Taboo from Black Eyed Peas calls for Indigenous Solidarity
Winners for Crossover Artists of the Year, Black Eyed Peas member Taboo gave an impassioned speech in Spanish honoring his Mexican roots in East Los Angeles, and his indigenous roots from the Shoshone tribe.
“Thank you for all the support, it is an honor to represent Mexicans,” he said. “I’m focusing on my indigenous roots, never forget that, we need to focus on that.”
Rauw Alejandro and Karol G give two of the best performances of the night
Rauw Alejandro dazzled in a roller-disco performance of “Todo de Ti,” even breaking out his own electronic moves.

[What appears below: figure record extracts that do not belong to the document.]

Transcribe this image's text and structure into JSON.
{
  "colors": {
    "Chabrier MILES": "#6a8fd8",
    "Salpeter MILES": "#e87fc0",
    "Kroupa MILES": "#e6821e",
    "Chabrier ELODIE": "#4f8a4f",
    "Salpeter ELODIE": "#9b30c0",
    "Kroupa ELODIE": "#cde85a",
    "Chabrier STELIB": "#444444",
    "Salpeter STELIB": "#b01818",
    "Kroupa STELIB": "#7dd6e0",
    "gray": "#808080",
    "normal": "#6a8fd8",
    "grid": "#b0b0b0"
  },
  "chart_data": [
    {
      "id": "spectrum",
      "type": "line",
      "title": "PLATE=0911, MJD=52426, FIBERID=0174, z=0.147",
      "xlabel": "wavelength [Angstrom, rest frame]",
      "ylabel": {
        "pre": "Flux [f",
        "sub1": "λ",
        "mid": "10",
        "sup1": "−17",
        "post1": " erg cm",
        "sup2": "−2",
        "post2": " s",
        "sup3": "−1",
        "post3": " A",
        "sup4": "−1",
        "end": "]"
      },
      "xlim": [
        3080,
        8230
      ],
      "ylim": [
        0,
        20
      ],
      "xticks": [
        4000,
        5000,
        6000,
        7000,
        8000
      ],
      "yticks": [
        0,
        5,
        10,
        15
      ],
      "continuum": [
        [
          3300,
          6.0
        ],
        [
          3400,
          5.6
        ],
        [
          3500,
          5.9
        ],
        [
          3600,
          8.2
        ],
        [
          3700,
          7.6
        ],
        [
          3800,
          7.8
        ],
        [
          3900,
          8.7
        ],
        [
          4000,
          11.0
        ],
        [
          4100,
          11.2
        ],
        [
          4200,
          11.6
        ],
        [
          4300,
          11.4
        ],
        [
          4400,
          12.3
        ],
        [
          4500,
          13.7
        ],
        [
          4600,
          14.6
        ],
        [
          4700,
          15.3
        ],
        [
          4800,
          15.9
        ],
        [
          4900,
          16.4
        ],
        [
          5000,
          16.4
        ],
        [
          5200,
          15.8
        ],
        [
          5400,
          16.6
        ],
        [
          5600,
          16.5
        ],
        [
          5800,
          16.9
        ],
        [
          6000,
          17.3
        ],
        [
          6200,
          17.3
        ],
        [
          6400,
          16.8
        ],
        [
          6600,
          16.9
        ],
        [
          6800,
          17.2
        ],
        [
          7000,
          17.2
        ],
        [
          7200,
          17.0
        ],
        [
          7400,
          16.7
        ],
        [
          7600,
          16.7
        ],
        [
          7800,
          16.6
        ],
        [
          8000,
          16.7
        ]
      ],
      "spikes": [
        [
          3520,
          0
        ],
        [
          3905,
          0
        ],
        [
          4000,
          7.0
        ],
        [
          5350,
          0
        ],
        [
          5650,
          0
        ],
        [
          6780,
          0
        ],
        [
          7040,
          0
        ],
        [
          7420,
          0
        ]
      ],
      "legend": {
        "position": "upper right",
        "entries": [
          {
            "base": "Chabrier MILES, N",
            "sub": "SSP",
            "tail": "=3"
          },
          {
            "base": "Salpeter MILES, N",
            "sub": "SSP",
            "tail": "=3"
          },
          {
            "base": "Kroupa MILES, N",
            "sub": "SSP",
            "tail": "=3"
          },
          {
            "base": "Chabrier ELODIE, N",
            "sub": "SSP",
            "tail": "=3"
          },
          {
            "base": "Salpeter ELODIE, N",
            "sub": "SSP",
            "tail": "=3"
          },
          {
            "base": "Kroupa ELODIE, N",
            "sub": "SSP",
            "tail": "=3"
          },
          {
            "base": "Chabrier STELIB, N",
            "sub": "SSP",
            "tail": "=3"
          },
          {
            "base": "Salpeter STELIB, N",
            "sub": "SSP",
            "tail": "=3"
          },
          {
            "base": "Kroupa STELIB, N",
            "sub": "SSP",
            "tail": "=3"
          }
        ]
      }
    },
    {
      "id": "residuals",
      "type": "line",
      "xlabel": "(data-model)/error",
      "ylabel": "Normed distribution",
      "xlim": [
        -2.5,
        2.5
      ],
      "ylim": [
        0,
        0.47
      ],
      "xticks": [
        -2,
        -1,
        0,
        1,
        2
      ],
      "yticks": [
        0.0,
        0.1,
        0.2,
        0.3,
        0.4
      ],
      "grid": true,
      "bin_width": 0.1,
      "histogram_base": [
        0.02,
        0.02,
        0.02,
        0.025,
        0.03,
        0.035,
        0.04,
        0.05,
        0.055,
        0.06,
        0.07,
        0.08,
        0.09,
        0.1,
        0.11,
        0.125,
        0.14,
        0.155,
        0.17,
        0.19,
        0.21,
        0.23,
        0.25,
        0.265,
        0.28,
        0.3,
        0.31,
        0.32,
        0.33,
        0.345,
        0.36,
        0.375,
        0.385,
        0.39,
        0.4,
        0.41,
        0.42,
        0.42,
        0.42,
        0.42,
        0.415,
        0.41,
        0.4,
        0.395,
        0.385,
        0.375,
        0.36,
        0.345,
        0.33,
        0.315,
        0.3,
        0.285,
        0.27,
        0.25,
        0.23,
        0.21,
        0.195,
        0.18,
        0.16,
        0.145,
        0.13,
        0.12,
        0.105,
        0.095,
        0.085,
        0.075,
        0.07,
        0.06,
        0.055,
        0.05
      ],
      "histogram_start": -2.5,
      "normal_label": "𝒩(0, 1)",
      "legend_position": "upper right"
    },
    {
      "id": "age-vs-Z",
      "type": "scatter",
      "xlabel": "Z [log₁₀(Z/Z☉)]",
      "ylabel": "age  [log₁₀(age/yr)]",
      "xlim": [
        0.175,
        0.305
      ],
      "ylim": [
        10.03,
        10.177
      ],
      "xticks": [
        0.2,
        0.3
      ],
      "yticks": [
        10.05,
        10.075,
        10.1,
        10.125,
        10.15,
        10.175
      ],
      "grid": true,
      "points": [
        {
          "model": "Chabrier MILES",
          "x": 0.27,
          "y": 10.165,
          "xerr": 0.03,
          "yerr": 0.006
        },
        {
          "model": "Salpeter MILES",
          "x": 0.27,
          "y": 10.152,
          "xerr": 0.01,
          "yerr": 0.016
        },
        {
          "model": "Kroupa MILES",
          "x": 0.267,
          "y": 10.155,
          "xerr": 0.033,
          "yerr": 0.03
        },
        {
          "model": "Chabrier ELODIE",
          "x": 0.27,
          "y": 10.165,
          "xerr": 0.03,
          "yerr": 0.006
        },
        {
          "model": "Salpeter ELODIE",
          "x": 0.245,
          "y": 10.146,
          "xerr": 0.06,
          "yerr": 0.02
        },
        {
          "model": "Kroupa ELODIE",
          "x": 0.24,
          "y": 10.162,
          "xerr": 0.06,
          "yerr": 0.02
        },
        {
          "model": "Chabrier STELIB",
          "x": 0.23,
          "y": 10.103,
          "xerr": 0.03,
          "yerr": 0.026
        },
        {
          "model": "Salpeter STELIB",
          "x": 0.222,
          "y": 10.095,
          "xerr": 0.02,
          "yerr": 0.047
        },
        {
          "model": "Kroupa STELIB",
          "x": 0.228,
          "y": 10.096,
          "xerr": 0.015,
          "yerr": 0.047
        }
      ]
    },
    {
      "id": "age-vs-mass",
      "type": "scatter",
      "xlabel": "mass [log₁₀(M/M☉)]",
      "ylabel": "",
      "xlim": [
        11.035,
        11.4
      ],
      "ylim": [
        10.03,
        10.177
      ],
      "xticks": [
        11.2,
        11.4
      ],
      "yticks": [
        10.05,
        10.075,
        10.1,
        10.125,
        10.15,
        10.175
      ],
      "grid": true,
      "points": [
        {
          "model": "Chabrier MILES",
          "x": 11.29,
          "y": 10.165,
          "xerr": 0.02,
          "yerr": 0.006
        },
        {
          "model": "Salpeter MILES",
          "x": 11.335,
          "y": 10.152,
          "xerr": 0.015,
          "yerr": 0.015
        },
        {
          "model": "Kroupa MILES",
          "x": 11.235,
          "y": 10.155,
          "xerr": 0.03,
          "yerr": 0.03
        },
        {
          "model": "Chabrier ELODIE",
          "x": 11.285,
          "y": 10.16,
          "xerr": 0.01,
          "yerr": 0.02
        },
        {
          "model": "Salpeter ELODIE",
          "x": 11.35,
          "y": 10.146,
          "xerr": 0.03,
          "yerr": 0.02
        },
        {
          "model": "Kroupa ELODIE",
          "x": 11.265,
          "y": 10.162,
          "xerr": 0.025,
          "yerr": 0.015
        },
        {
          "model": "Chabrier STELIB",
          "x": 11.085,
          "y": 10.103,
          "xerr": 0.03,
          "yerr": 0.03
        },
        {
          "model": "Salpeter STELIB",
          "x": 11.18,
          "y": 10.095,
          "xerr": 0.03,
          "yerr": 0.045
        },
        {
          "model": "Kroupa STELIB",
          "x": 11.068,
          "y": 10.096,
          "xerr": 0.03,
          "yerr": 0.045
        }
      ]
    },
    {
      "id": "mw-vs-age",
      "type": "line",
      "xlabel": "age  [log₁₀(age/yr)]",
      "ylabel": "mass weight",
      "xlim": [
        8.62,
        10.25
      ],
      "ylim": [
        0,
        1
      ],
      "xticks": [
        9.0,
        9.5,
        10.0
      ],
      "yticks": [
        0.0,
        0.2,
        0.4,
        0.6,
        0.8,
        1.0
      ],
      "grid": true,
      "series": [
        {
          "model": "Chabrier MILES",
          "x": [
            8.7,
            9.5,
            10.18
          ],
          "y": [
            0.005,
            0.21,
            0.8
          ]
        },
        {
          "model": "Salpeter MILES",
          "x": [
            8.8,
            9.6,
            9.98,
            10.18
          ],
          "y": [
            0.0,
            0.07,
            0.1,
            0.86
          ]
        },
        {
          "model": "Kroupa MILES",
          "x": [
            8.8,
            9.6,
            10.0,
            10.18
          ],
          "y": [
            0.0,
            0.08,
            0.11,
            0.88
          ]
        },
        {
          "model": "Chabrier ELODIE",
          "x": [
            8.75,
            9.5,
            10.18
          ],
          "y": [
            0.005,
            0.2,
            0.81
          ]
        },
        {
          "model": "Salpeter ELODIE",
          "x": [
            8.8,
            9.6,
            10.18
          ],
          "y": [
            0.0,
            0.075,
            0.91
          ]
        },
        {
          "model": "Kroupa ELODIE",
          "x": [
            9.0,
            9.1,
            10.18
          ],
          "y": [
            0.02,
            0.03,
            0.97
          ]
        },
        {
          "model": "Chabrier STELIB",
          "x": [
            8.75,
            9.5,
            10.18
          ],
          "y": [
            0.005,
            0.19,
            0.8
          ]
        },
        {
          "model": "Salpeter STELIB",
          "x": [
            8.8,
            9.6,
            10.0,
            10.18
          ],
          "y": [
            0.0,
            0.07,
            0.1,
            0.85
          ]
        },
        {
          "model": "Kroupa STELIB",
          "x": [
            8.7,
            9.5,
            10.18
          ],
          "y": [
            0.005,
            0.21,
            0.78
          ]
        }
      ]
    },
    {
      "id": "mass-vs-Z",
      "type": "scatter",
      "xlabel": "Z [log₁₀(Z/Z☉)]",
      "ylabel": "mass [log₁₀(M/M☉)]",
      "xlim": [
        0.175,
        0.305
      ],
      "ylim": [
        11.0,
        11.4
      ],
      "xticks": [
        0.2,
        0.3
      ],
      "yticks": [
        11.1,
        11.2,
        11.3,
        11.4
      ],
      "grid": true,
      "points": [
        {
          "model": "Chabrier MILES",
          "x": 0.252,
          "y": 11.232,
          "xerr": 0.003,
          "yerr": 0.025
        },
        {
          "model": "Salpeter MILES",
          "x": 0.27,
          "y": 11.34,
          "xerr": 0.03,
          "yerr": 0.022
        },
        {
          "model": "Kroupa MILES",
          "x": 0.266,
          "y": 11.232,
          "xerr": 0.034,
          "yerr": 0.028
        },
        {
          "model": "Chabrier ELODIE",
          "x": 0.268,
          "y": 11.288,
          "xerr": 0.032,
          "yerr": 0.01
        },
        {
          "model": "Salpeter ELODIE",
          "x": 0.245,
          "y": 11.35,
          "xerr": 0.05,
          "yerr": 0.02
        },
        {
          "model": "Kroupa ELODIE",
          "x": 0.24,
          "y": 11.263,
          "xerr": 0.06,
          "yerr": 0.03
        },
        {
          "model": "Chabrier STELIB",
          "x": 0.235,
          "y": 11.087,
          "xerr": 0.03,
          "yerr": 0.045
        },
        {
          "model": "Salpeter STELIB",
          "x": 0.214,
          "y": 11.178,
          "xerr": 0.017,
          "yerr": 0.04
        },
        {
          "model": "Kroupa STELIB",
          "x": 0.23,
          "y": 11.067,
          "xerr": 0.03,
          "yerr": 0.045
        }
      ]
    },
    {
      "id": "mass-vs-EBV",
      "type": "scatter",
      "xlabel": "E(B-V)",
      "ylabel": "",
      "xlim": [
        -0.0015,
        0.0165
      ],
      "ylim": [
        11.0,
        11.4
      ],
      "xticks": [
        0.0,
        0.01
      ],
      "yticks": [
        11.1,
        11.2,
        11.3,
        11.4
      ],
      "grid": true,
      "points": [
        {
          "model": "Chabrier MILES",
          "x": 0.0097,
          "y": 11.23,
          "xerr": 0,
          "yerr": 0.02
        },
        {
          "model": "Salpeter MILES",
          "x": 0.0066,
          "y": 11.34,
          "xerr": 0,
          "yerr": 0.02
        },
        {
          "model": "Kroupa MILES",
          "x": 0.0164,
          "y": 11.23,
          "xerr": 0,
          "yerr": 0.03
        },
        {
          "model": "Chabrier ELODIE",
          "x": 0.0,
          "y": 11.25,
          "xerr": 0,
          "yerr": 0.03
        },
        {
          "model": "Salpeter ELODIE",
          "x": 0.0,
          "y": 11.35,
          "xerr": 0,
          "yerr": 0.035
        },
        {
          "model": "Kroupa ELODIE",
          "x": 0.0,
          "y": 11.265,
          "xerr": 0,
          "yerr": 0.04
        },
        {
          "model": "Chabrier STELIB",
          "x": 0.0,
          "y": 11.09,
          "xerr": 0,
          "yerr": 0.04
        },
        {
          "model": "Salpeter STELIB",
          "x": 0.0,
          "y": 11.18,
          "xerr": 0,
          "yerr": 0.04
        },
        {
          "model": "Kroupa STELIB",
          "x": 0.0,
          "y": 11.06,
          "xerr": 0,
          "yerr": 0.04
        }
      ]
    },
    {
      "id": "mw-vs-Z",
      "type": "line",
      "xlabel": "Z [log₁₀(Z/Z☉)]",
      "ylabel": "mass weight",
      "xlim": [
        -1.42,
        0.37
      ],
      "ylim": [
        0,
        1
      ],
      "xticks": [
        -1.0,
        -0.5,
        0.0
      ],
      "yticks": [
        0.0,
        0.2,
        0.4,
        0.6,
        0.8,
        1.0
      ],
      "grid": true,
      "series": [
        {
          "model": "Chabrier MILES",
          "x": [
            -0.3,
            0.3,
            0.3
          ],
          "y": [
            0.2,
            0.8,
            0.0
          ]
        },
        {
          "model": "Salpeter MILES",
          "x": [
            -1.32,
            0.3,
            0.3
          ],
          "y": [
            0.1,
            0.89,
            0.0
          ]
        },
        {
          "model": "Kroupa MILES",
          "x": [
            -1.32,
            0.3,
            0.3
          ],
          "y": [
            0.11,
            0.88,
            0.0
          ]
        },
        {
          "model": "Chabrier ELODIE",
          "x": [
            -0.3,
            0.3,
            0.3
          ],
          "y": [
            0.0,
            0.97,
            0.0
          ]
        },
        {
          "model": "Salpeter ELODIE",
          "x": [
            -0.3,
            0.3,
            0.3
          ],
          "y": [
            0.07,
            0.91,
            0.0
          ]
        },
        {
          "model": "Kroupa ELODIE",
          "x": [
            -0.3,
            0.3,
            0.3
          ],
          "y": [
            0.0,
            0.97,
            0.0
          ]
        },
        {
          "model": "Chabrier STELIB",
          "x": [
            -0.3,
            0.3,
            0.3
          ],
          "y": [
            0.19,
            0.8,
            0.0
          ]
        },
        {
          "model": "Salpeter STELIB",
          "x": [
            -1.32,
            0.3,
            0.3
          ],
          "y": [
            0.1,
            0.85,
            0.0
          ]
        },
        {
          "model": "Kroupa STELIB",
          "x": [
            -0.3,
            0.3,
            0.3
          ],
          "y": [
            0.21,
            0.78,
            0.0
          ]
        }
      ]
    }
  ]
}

He was like a smooth Greaser, if Danny Zuko had pastel pink hair. Later, he performed “Loquita” on a psychedelic stage with Reik. Dancers in yellow and purple flower costumes framed the stage as giant mushrooms lingered in the distance.
Earlier, Karol G’s electric turquoise hair swayed past the backs of her thighs as she performed a hits-filled medley including “El Maquinon,” “Bichota,” “El Barco,” “Ay, Dios Mio” and “Tusa.” The artist had just won an award for Hot Latin Songs Artist of the Year, Female, and her unabashed joy and energy was palpable. When the song finished, she led her dancers in a celebratory fist pump, jumping together in unison. It’s no surprise Billboard recently named her the next Latin Queen.